Before examining the different telescopes available, it’s worth knowing the basics of how they work.
Types of Telescopes: Refracting Telescopes
A refracting telescope (also called a refractor telescope) is a type of optical telescope that uses a lens as its objective to form an image. The refracting telescope design was originally used in spy glasses and astronomical telescopes but is also used for long focus camera lenses. Refractors gather light with an objective lens at one end and focus the light at the eyepiece at the other end. The refractor is a sealed tube. It has an objective lens at one end that concentrates the light into the eyepiece at the other end. This design normally gives a slightly better image of the planets and the moon. A 60mm refractor is a good starter scope.
Types of Telescopes: Reflector Telescopes
A reflector uses a large primary mirror and a smaller secondary mirror to bounce the incoming light through to a lens. It has the advantage of being relatively cheap to produce (and therefore buy). This means your budget will stretch to a telescope with a wider aperture when buying a reflector. A reflector will be better at picking out dimmer objects such as distant galaxies or nebulae. A 4.5 inch reflector is a decent size starter scope.

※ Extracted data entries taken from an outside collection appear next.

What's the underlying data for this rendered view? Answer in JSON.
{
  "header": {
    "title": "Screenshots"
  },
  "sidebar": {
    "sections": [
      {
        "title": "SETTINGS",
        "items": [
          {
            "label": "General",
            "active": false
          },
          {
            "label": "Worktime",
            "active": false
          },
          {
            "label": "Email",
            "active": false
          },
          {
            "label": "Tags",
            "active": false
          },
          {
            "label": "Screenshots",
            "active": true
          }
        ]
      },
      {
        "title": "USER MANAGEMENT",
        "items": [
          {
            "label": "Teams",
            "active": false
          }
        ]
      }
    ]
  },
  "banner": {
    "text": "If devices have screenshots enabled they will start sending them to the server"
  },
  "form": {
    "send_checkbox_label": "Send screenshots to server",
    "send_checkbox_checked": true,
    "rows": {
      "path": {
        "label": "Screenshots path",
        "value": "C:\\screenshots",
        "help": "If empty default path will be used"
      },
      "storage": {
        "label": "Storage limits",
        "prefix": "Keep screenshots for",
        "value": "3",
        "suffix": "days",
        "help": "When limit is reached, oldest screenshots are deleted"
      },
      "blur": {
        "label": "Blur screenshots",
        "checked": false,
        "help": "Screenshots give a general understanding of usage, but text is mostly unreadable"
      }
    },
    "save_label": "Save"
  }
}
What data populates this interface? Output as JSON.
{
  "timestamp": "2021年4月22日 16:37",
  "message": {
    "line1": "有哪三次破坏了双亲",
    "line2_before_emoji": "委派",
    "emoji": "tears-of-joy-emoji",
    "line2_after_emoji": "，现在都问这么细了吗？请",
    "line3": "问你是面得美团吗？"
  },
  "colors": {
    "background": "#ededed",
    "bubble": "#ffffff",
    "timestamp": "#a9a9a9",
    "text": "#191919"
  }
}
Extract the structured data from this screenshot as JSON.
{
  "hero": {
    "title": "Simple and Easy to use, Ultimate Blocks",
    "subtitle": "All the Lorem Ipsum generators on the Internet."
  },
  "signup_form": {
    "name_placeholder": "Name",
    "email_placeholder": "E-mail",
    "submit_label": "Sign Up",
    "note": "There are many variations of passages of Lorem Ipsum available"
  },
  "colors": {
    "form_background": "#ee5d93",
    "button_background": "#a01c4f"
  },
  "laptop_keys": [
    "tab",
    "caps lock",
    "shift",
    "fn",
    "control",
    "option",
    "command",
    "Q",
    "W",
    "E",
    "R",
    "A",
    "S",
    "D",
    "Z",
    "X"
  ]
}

Aperture: The Telescope’s Most Important Specification
The most important aspect of any telescope is its aperture, the diameter of its main optical component, which can be either a lens or a mirror. A scope’s aperture determines both its light-gathering ability (how bright the image appears) and its resolving power (how sharp the image appears). The bigger the aperture, the sharper and brighter the view will be.

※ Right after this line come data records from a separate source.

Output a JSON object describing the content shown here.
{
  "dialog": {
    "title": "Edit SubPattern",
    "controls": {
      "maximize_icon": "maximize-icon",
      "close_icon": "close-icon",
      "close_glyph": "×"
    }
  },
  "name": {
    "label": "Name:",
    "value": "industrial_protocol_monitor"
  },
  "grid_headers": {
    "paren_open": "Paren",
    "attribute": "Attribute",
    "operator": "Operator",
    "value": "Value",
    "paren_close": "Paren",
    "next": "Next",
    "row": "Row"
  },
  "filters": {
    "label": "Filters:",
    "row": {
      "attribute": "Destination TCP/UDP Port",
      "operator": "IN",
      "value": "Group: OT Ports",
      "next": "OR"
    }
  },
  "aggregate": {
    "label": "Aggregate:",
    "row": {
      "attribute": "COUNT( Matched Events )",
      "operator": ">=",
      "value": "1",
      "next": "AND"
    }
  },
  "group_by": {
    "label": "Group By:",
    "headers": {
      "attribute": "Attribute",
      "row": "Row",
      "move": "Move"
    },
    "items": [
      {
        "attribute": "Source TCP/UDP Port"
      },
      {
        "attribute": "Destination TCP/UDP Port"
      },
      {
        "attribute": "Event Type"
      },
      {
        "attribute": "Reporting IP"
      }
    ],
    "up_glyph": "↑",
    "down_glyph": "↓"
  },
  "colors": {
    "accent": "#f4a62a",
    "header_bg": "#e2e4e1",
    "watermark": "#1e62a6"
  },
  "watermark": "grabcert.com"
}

If a telescope’s aperture is its most important spec, its focal length comes next. Say you have two telescopes with the same aperture but different focal lengths. The one with the longer focus (that is, a higher-numbered f/ratio) will generally lend itself better to high-magnification viewing. (The f/ratio is just the focal length divided by the aperture.) One reason: you can stick with longer-focus eyepieces, which are easier to use, especially for eyeglass wearers. Another reason: “fast” objectives, those with low f/ratios, are harder to manufacture well, and thus they tend to make fuzzier images unless you’ve paid a premium for top-quality optics.

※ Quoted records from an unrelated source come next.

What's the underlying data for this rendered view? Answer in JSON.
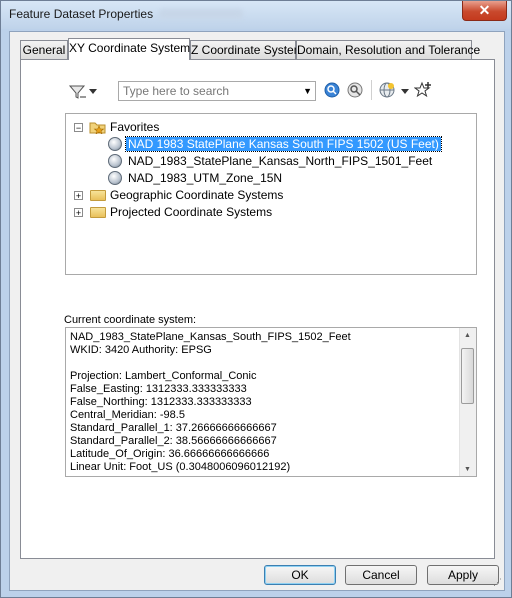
{
  "window": {
    "title": "Feature Dataset Properties",
    "close_glyph": "✕"
  },
  "tabs": [
    {
      "label": "General"
    },
    {
      "label": "XY Coordinate System"
    },
    {
      "label": "Z Coordinate System"
    },
    {
      "label": "Domain, Resolution and Tolerance"
    }
  ],
  "toolbar": {
    "search_placeholder": "Type here to search",
    "icons": [
      "filter-icon",
      "dropdown-arrow-icon",
      "search-icon",
      "clear-search-icon",
      "globe-add-icon",
      "favorite-add-icon"
    ]
  },
  "tree": {
    "favorites": {
      "label": "Favorites",
      "expander": "−",
      "items": [
        {
          "label": "NAD 1983 StatePlane Kansas South FIPS 1502 (US Feet)"
        },
        {
          "label": "NAD_1983_StatePlane_Kansas_North_FIPS_1501_Feet"
        },
        {
          "label": "NAD_1983_UTM_Zone_15N"
        }
      ]
    },
    "geographic": {
      "label": "Geographic Coordinate Systems",
      "expander": "+"
    },
    "projected": {
      "label": "Projected Coordinate Systems",
      "expander": "+"
    }
  },
  "current": {
    "label": "Current coordinate system:",
    "lines": [
      "NAD_1983_StatePlane_Kansas_South_FIPS_1502_Feet",
      "WKID: 3420 Authority: EPSG",
      "",
      "Projection: Lambert_Conformal_Conic",
      "False_Easting: 1312333.333333333",
      "False_Northing: 1312333.333333333",
      "Central_Meridian: -98.5",
      "Standard_Parallel_1: 37.26666666666667",
      "Standard_Parallel_2: 38.56666666666667",
      "Latitude_Of_Origin: 36.66666666666666",
      "Linear Unit: Foot_US (0.3048006096012192)"
    ]
  },
  "buttons": {
    "ok": "OK",
    "cancel": "Cancel",
    "apply": "Apply"
  },
  "colors": {
    "selection": "#3399ff",
    "close": "#c9492d"
  }
}
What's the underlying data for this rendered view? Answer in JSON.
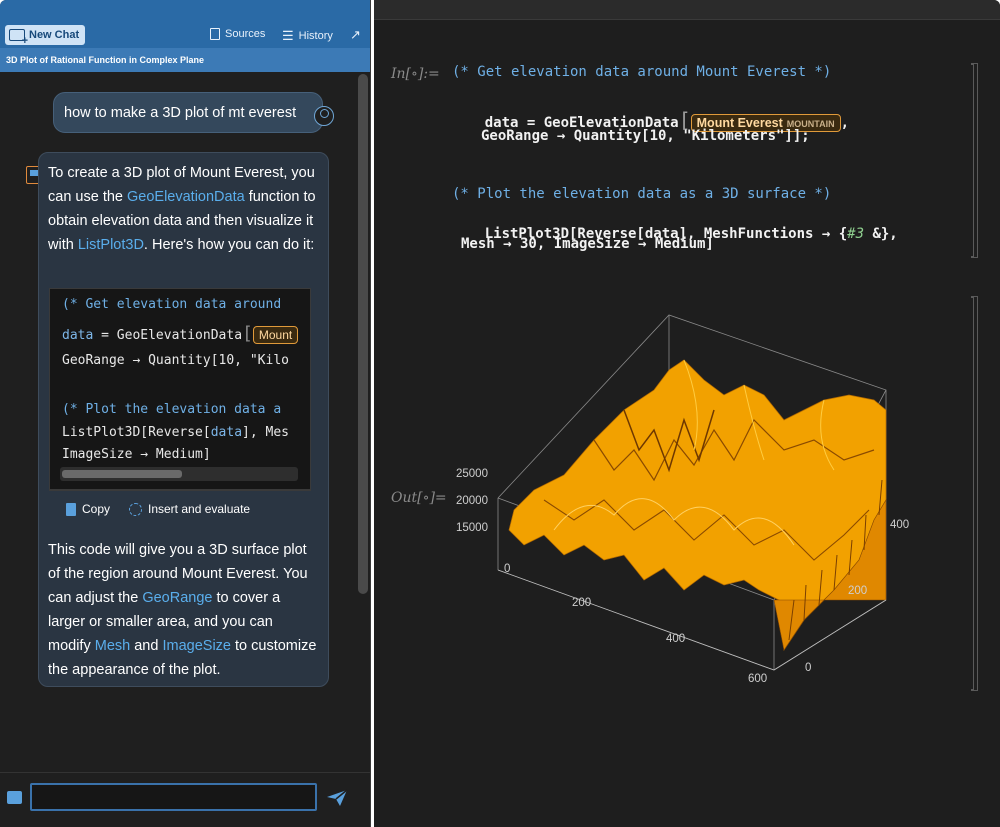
{
  "toolbar": {
    "new_chat": "New Chat",
    "sources": "Sources",
    "history": "History"
  },
  "conversation": {
    "title": "3D Plot of Rational Function in Complex Plane",
    "user_message": "how to make a 3D plot of mt everest",
    "assistant": {
      "p1_a": "To create a 3D plot of Mount Everest, you can use the ",
      "p1_link1": "GeoElevationData",
      "p1_b": " function to obtain elevation data and then visualize it with ",
      "p1_link2": "ListPlot3D",
      "p1_c": ". Here's how you can do it:",
      "code_lines": [
        "(* Get elevation data around",
        "GeoRange → Quantity[10, \"Kilo",
        "(* Plot the elevation data a",
        "ImageSize → Medium]"
      ],
      "code_line2_a": "data",
      "code_line2_b": " = GeoElevationData",
      "code_line2_entity": "Mount",
      "code_line5_a": "ListPlot3D[Reverse[",
      "code_line5_var": "data",
      "code_line5_b": "], Mes",
      "copy": "Copy",
      "insert": "Insert and evaluate",
      "p2_a": "This code will give you a 3D surface plot of the region around Mount Everest. You can adjust the ",
      "p2_link1": "GeoRange",
      "p2_b": " to cover a larger or smaller area, and you can modify ",
      "p2_link2": "Mesh",
      "p2_c": " and ",
      "p2_link3": "ImageSize",
      "p2_d": " to customize the appearance of the plot."
    }
  },
  "input": {
    "value": ""
  },
  "notebook": {
    "in_label": "In[∘]:=",
    "out_label": "Out[∘]=",
    "line1": "(* Get elevation data around Mount Everest *)",
    "line2_a": "data = GeoElevationData",
    "entity_name": "Mount Everest",
    "entity_type": "MOUNTAIN",
    "line2_b": ",",
    "line3": "GeoRange → Quantity[10, \"Kilometers\"]];",
    "line4": "(* Plot the elevation data as a 3D surface *)",
    "line5_a": "ListPlot3D[Reverse[data], MeshFunctions → {",
    "line5_slot": "#3",
    "line5_b": " &},",
    "line6": "Mesh → 30, ImageSize → Medium]"
  },
  "plot": {
    "z_ticks": [
      "25000",
      "20000",
      "15000"
    ],
    "x_ticks": [
      "0",
      "200",
      "400",
      "600"
    ],
    "y_ticks": [
      "0",
      "200",
      "400"
    ],
    "surface_color": "#f2a100"
  }
}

A bigger aperture allows you to use more magnification. You can actually make any telescope provide any magnification at all (just by changing eyepieces), but without large aperture, high magnification is worthless – it just shows a blurry, dim mess. A telescope that can only be pushed to 50x (50 times magnification) before the view goes blurry will reveal Jupiter’s moons, Saturn’s rings, and some detail in the brightest star clusters, nebulae, and galaxies. But to discern Martian surface features or to see both members of a tight double star, you really would like to have sharp views at 150x or more.